По работе перечитываю мемуары Шаляпина, взгляд зацепился за следующее.
Опера ( "Паяцы") шла ни шатко, ни валко, в зале было скучновато. Но вот тенор запел знаменитую арию Паяца, и зал стал странно оживляться: тенор стал драматически плакать на сцене, а в публике начался смешок. Чем больше тенор разыгрывал драму, чем больше он плакал над словами «смейся, паяц, над разбитой любовью!», тем больше публика хохотала. Было смешно и мне… Я бы, вероятно, остался при мнении, что это бездарный человек, не умеет, смешно жестикулирует, и нам смешно… Но, зайдя поздороваться с ним за кулисы, понял, что дело в другом.- Всякий раз, - признался он мне, - когда я переживаю на сцене сильное драматическое положение, я не могу удержаться от слёз, я пла-чу… Так мне жалко бедного паяца. – Мне стало ясно, в чём дело.

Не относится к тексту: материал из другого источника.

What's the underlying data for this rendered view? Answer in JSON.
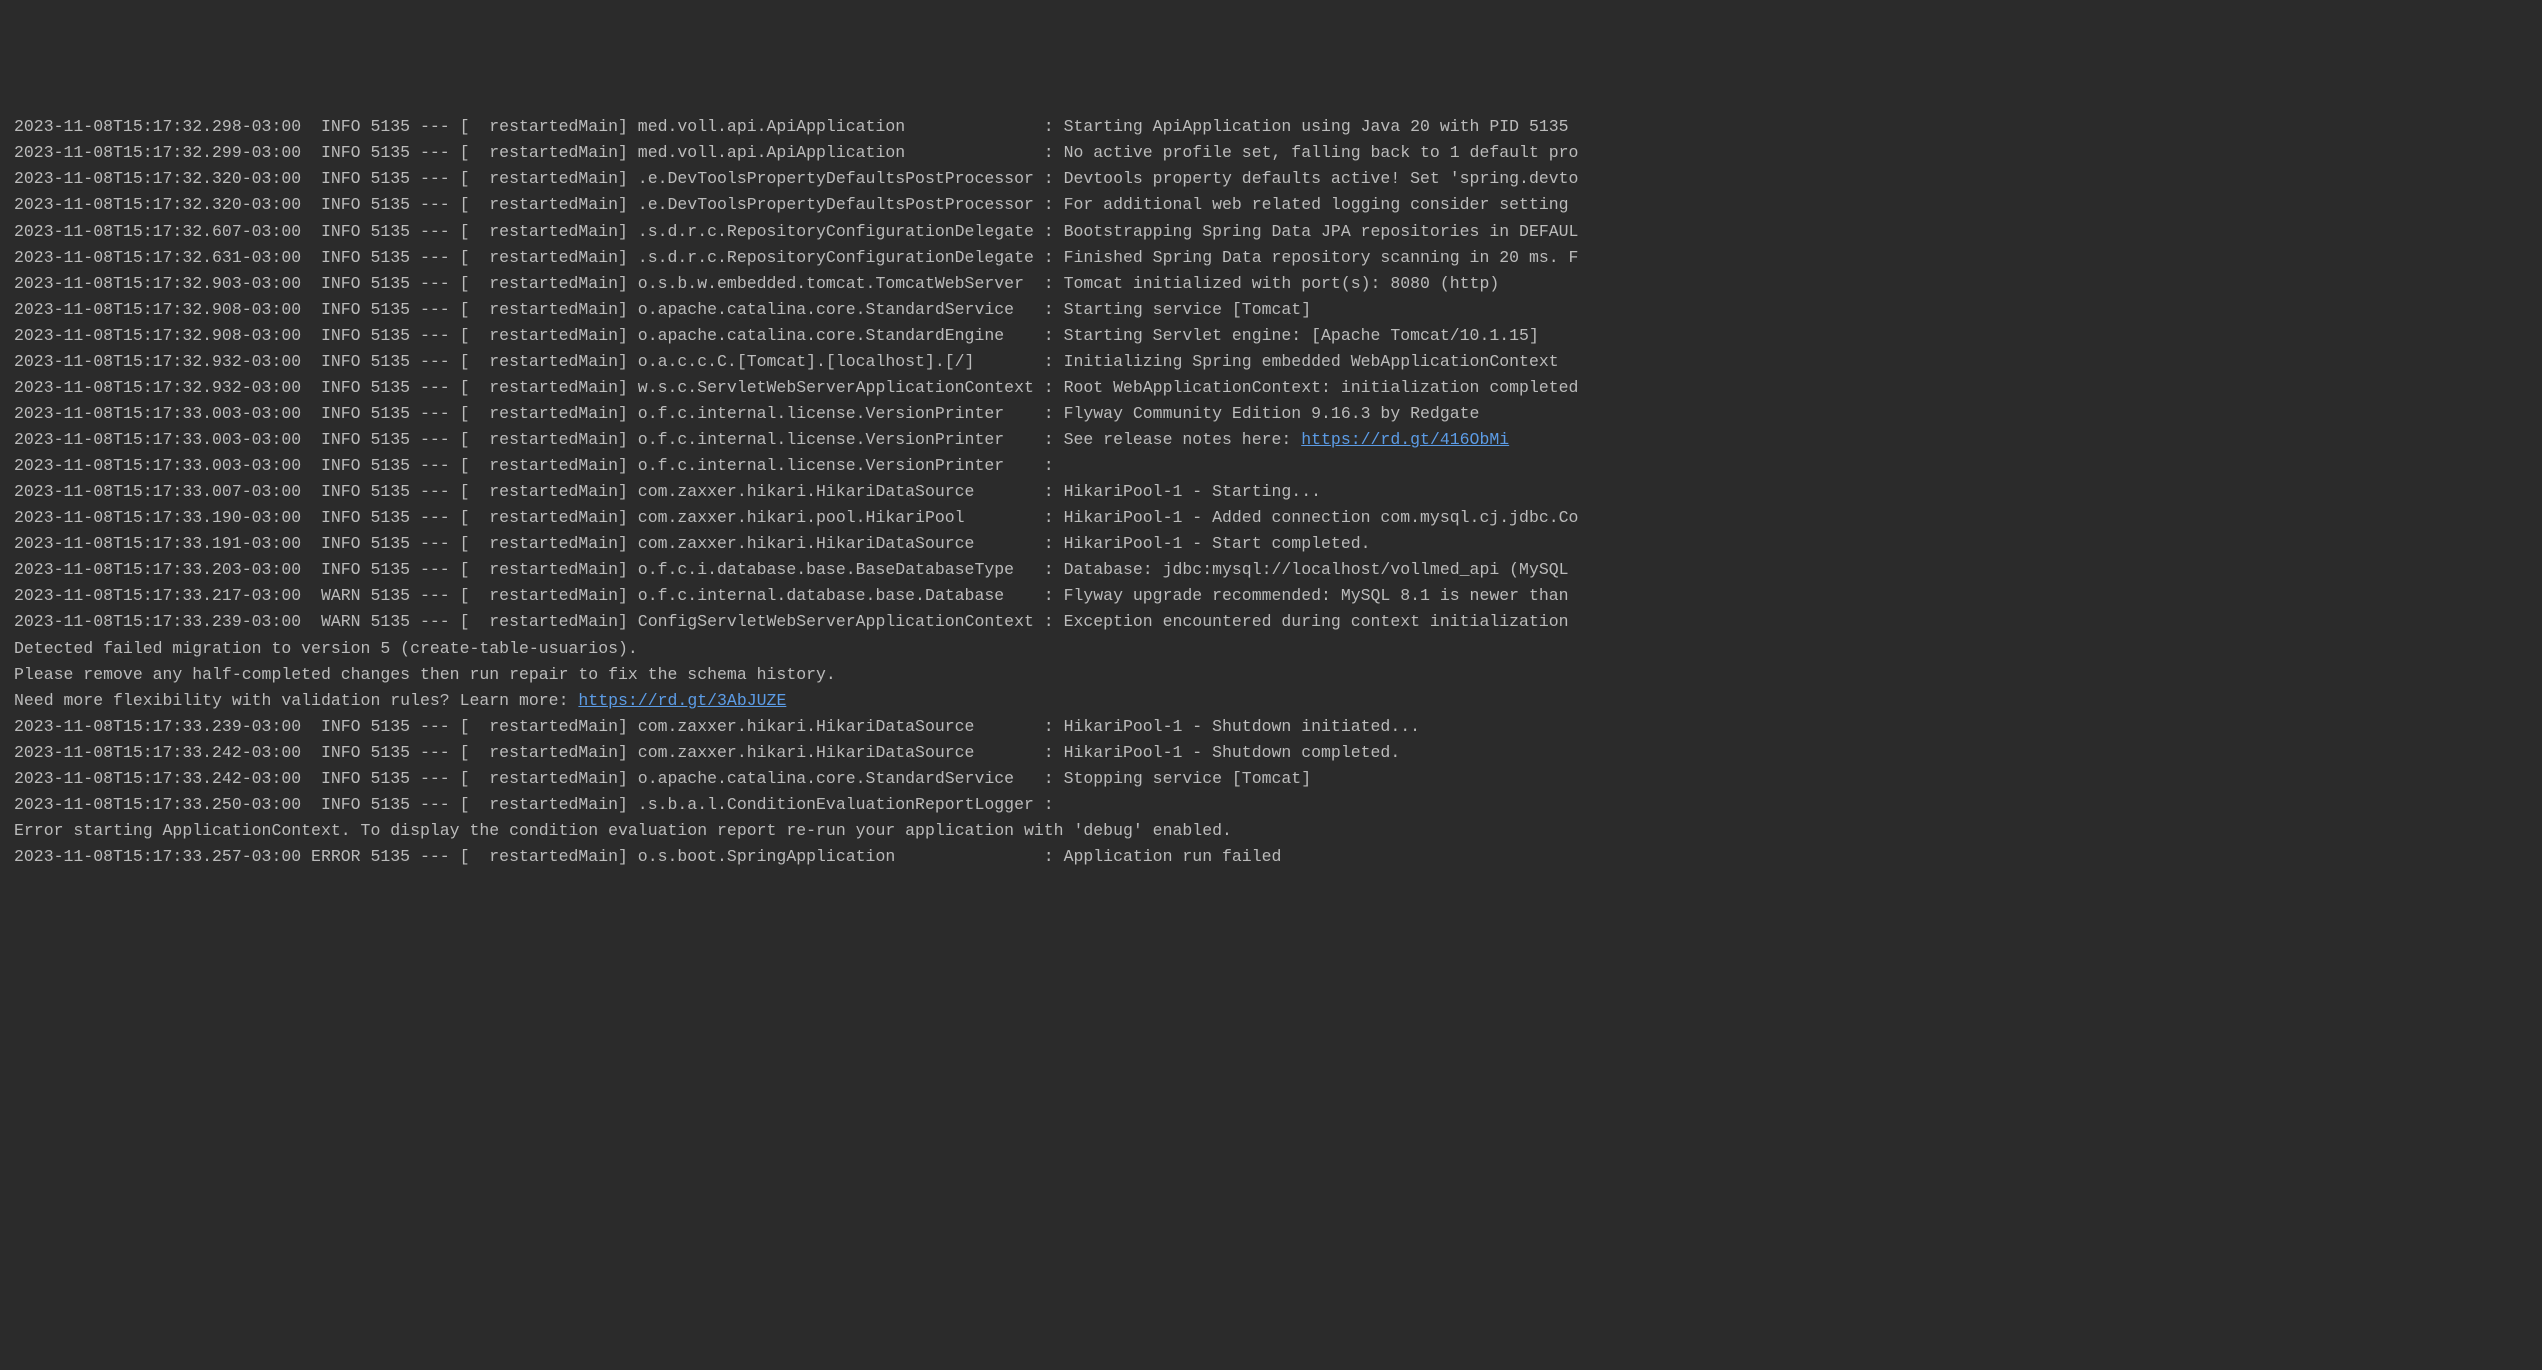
{
  "log": {
    "lines": [
      {
        "type": "plain",
        "text": "2023-11-08T15:17:32.298-03:00  INFO 5135 --- [  restartedMain] med.voll.api.ApiApplication              : Starting ApiApplication using Java 20 with PID 5135"
      },
      {
        "type": "plain",
        "text": "2023-11-08T15:17:32.299-03:00  INFO 5135 --- [  restartedMain] med.voll.api.ApiApplication              : No active profile set, falling back to 1 default pro"
      },
      {
        "type": "plain",
        "text": "2023-11-08T15:17:32.320-03:00  INFO 5135 --- [  restartedMain] .e.DevToolsPropertyDefaultsPostProcessor : Devtools property defaults active! Set 'spring.devto"
      },
      {
        "type": "plain",
        "text": "2023-11-08T15:17:32.320-03:00  INFO 5135 --- [  restartedMain] .e.DevToolsPropertyDefaultsPostProcessor : For additional web related logging consider setting "
      },
      {
        "type": "plain",
        "text": "2023-11-08T15:17:32.607-03:00  INFO 5135 --- [  restartedMain] .s.d.r.c.RepositoryConfigurationDelegate : Bootstrapping Spring Data JPA repositories in DEFAUL"
      },
      {
        "type": "plain",
        "text": "2023-11-08T15:17:32.631-03:00  INFO 5135 --- [  restartedMain] .s.d.r.c.RepositoryConfigurationDelegate : Finished Spring Data repository scanning in 20 ms. F"
      },
      {
        "type": "plain",
        "text": "2023-11-08T15:17:32.903-03:00  INFO 5135 --- [  restartedMain] o.s.b.w.embedded.tomcat.TomcatWebServer  : Tomcat initialized with port(s): 8080 (http)"
      },
      {
        "type": "plain",
        "text": "2023-11-08T15:17:32.908-03:00  INFO 5135 --- [  restartedMain] o.apache.catalina.core.StandardService   : Starting service [Tomcat]"
      },
      {
        "type": "plain",
        "text": "2023-11-08T15:17:32.908-03:00  INFO 5135 --- [  restartedMain] o.apache.catalina.core.StandardEngine    : Starting Servlet engine: [Apache Tomcat/10.1.15]"
      },
      {
        "type": "plain",
        "text": "2023-11-08T15:17:32.932-03:00  INFO 5135 --- [  restartedMain] o.a.c.c.C.[Tomcat].[localhost].[/]       : Initializing Spring embedded WebApplicationContext"
      },
      {
        "type": "plain",
        "text": "2023-11-08T15:17:32.932-03:00  INFO 5135 --- [  restartedMain] w.s.c.ServletWebServerApplicationContext : Root WebApplicationContext: initialization completed"
      },
      {
        "type": "plain",
        "text": "2023-11-08T15:17:33.003-03:00  INFO 5135 --- [  restartedMain] o.f.c.internal.license.VersionPrinter    : Flyway Community Edition 9.16.3 by Redgate"
      },
      {
        "type": "link",
        "prefix": "2023-11-08T15:17:33.003-03:00  INFO 5135 --- [  restartedMain] o.f.c.internal.license.VersionPrinter    : See release notes here: ",
        "linkText": "https://rd.gt/416ObMi",
        "suffix": ""
      },
      {
        "type": "plain",
        "text": "2023-11-08T15:17:33.003-03:00  INFO 5135 --- [  restartedMain] o.f.c.internal.license.VersionPrinter    : "
      },
      {
        "type": "plain",
        "text": "2023-11-08T15:17:33.007-03:00  INFO 5135 --- [  restartedMain] com.zaxxer.hikari.HikariDataSource       : HikariPool-1 - Starting..."
      },
      {
        "type": "plain",
        "text": "2023-11-08T15:17:33.190-03:00  INFO 5135 --- [  restartedMain] com.zaxxer.hikari.pool.HikariPool        : HikariPool-1 - Added connection com.mysql.cj.jdbc.Co"
      },
      {
        "type": "plain",
        "text": "2023-11-08T15:17:33.191-03:00  INFO 5135 --- [  restartedMain] com.zaxxer.hikari.HikariDataSource       : HikariPool-1 - Start completed."
      },
      {
        "type": "plain",
        "text": "2023-11-08T15:17:33.203-03:00  INFO 5135 --- [  restartedMain] o.f.c.i.database.base.BaseDatabaseType   : Database: jdbc:mysql://localhost/vollmed_api (MySQL "
      },
      {
        "type": "plain",
        "text": "2023-11-08T15:17:33.217-03:00  WARN 5135 --- [  restartedMain] o.f.c.internal.database.base.Database    : Flyway upgrade recommended: MySQL 8.1 is newer than "
      },
      {
        "type": "plain",
        "text": "2023-11-08T15:17:33.239-03:00  WARN 5135 --- [  restartedMain] ConfigServletWebServerApplicationContext : Exception encountered during context initialization "
      },
      {
        "type": "plain",
        "text": "Detected failed migration to version 5 (create-table-usuarios)."
      },
      {
        "type": "plain",
        "text": "Please remove any half-completed changes then run repair to fix the schema history."
      },
      {
        "type": "link",
        "prefix": "Need more flexibility with validation rules? Learn more: ",
        "linkText": "https://rd.gt/3AbJUZE",
        "suffix": ""
      },
      {
        "type": "plain",
        "text": "2023-11-08T15:17:33.239-03:00  INFO 5135 --- [  restartedMain] com.zaxxer.hikari.HikariDataSource       : HikariPool-1 - Shutdown initiated..."
      },
      {
        "type": "plain",
        "text": "2023-11-08T15:17:33.242-03:00  INFO 5135 --- [  restartedMain] com.zaxxer.hikari.HikariDataSource       : HikariPool-1 - Shutdown completed."
      },
      {
        "type": "plain",
        "text": "2023-11-08T15:17:33.242-03:00  INFO 5135 --- [  restartedMain] o.apache.catalina.core.StandardService   : Stopping service [Tomcat]"
      },
      {
        "type": "plain",
        "text": "2023-11-08T15:17:33.250-03:00  INFO 5135 --- [  restartedMain] .s.b.a.l.ConditionEvaluationReportLogger : "
      },
      {
        "type": "plain",
        "text": ""
      },
      {
        "type": "plain",
        "text": "Error starting ApplicationContext. To display the condition evaluation report re-run your application with 'debug' enabled."
      },
      {
        "type": "plain",
        "text": "2023-11-08T15:17:33.257-03:00 ERROR 5135 --- [  restartedMain] o.s.boot.SpringApplication               : Application run failed"
      }
    ]
  }
}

Этот, может быть, не совсем уж бездарный певец губил свою роль просто тем, что плакал над разбитой любовью не слезами паяца, а собственными слезами чересчур чувствительного человека… выходило смешно, потому что слёзы тенора никому не интересны.
Пожалуй, фразу "Слезы тенора никому не интересны" возьму на вооружение.